Bond guru Jeffrey Gundlach meanwhile believes that the Fed should stop raising rates further but admitted that the US central bank might still raise rates by 25 basis points in March as a face-saver exercise.
Notably, the 2-year treasury yield is now down to around 4% and the US yield curve has steepened which Gundlach sees as a sign of an imminent recession.
While recession impacts most sectors of the economy, some investments are largely recession-proof.
Key Earnings and Indicators to Watch Next Week
While the Fed meeting looks like the most important event for the next week, we’ll also get some key earnings and economic data. Nike would be among the most important earnings release next week and markets would scrutinize the results for insights into consumer spending.
We’ll also get home sales data and durable goods orders.

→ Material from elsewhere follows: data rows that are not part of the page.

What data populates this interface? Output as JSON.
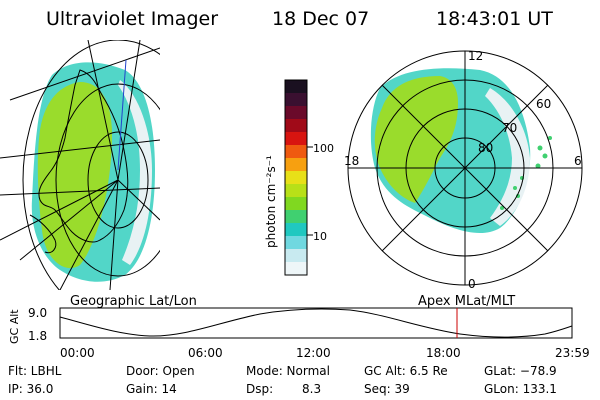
{
  "header": {
    "instrument": "Ultraviolet Imager",
    "date": "18 Dec 07",
    "time": "18:43:01 UT"
  },
  "colorbar": {
    "unit_label": "photon cm⁻²s⁻¹",
    "ticks": [
      "100",
      "10"
    ],
    "colors": [
      "#1a1020",
      "#3a1030",
      "#6a0a2a",
      "#a00a18",
      "#d81410",
      "#ef5a10",
      "#f7a010",
      "#e8e018",
      "#b8e018",
      "#80d820",
      "#40d070",
      "#20c8c0",
      "#70d8e0",
      "#c8eaf0",
      "#eef6f8"
    ]
  },
  "left_panel": {
    "caption": "Geographic Lat/Lon"
  },
  "right_panel": {
    "caption": "Apex  MLat/MLT",
    "mlt_labels": {
      "top": "12",
      "left": "18",
      "right": "6",
      "bottom": "0"
    },
    "lat_labels": [
      "80",
      "70",
      "60"
    ]
  },
  "timeline": {
    "axis_label": "GC Alt",
    "y_ticks": [
      "9.0",
      "1.8"
    ],
    "x_ticks": [
      "00:00",
      "06:00",
      "12:00",
      "18:00",
      "23:59"
    ]
  },
  "status": {
    "flt": "Flt: LBHL",
    "ip": "IP: 36.0",
    "door": "Door: Open",
    "gain": "Gain: 14",
    "mode": "Mode: Normal",
    "dsp_label": "Dsp:",
    "dsp_value": "8.3",
    "gc_alt": "GC Alt: 6.5 Re",
    "seq": "Seq: 39",
    "glat": "GLat: −78.9",
    "glon": "GLon: 133.1"
  }
}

Also, the flash PMIs for March would be released next week which will provide insights into how the banking crisis impacted economic activity in the month.
All said, the Fed’s meeting could be the key market driver next week. The US central bank faces a tough balancing act. On the one hand, it needs to calm markets amid the banking crisis.
On the other hand, the Fed is still far away from lowering inflation to its target range of 2%. While Powell said during his Congressional testimony that the Fed was prepared to increase the pace of hikes, he might find his hands tied by the banking crisis.